Big Data – reduced to a buzz word



A “buzz word”, that is what data has been reduced too. “Big Data” is now a common phrase used to describe numerous counts of different types of data, social media data, point of sale data, financial data, digital and visual data…. Arg, make it stop. But what is it “really” and what makes it useful versus noise?

Over the course of my career, I have worked for companies of all sizes, with some handling data better than others; the best was actually one of the smallest (go figure). Most companies struggled to figure out what to do with the data they have versus how to get more. Retail and CPG companies that can afford all the latest and greatest BI and data mining tools usually collect and use their data very well since it’s REALLY their bread and butter and without it the competition would eat them alive. Unfortunately they aren’t usually able to “house” the data, making “real time” almost impossible. Smaller companies that have jumped into the data pool (per sae) purchase large amounts of data or gather their own live data but rarely have the insight to know what “is” or “isn’t” important. Example, I sell a 250 dollar yard trimmer, now 250 bucks is a bit steep so I know the average person is not going to buy. So, I would need someone who owned (the norm) or rented and really cared (the outliner), and someone who made above average income (the norm) or someone who saved to make the purchase (since it’s a yard trimmer, we’ll say that this is an outliner) but I only have name and email address, what can I do? Honestly, not a whole lot really, except maybe a mailing list. Say I have name, complete address and email, a little better… you could use the addresses to overlay with federal, state and local data or census data from that neighbor. That would tell you median income, average home price, etc. but without more demographic and financial data, it would still not be sufficient to deduce too much insight. So the kind of data you collect becomes more important than ever, if you want to target your customers think about what it would really take for you to get the best insight.

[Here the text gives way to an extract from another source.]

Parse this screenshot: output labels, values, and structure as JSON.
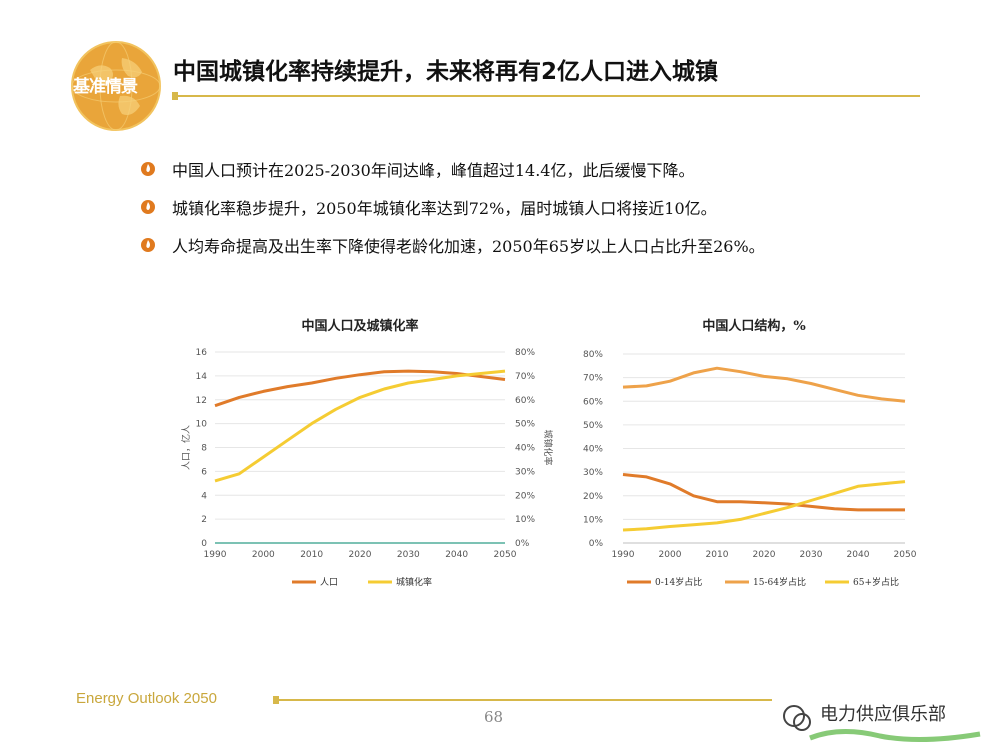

Next issue, when working with data, one needs to think about its quality, what do I mean by that? Is it accurate and clean data? Take a look at the number of duplicate rows of information and incomplete or N/A data fields, these are very important to note and take action on. Next, how your data is labeled and defined, the “metadata” or data dictionary of your database, it tells you if the data field is a character or numeric, the length (max 255 so watch out for those “NOTE” sections), and if applicable a short description of what the variable actually is. A unique quantifier is preferred, when working with FICA/FICO, we used SSN# but in other cases usually a client ID or purchase id, which may not be unique is used. If multiple purchases or visits, with a non-unique way of labeling, occurs this can be a headache especially when working with live data and adding into the master database. Updates in a data warehouse involve data dumps or extraction, transformation and load to merge new data in with existing data (segmentation is based on some type of quantifier, a hopefully unique variable), sounds easy (not) but it gets worse, the bigger the data the longer this process takes and we haven’t even started talking about unstructured data yet, whew. How are incomplete rows beneficial, if you are looking at web data or basket sales, it can show you were someone abandoned their shopping carts, if it’s a loan application, it can tell you where they stopped, see where I’m headed? Data entry is VERY important, a few fat fingered data sets add up fast when you are talking terabytes of data, especially when they are keys in but a multitude of people.

There is more than meets the eye to data, everyone wants it but if you want it just for the sake of having data, make sure it’s not just noise, what do I mean by noise. Data experts usually take different stances on this one; I’m the, make a mental note but remove for the sake of immediate insight, (null data does not make a pretty spreadsheet) kind of person. I take special note at the end of the evaluation or data analysis but don’t freak out trying to figure out why I have 87 records that indicate the person was over 90 years old or they made 123 dollars a year, mis-entries, errors, fat fingers… no time for them now but will contact IT to correct records later (this part is very important as well, if not corrected that is 87 wasted records and they keep coming up with each analysis).
Unstructured data, what do I mean by unstructured, all data has some type of structure… yes, but take Twitter and Facebook data, it doesn’t fit into a tabular form or model but if you manipulated it (using whatever method you choose) you can still infer insight but it’s messy and sometimes a lot of useless information i.e. Joe ate a sandwich and boy was it good, giggle. Lots to think about, tools for collection of data, tools for extraction and updating data, tools for converting unstructured data into usable information, talent to glean insight out of data. Storage used to be a big deal, but now a terabyte is 50 dollars but a data warehouse or data mart will require multiple servers or a mainframe, now there’s some money. But this is enough for you to think about for now, do you still want to build that database or start a data warehouse, if so please don’t shrug it off as begin a piece of cake, to gain insight the corrects steps are to think first, collect second. Happy Mining!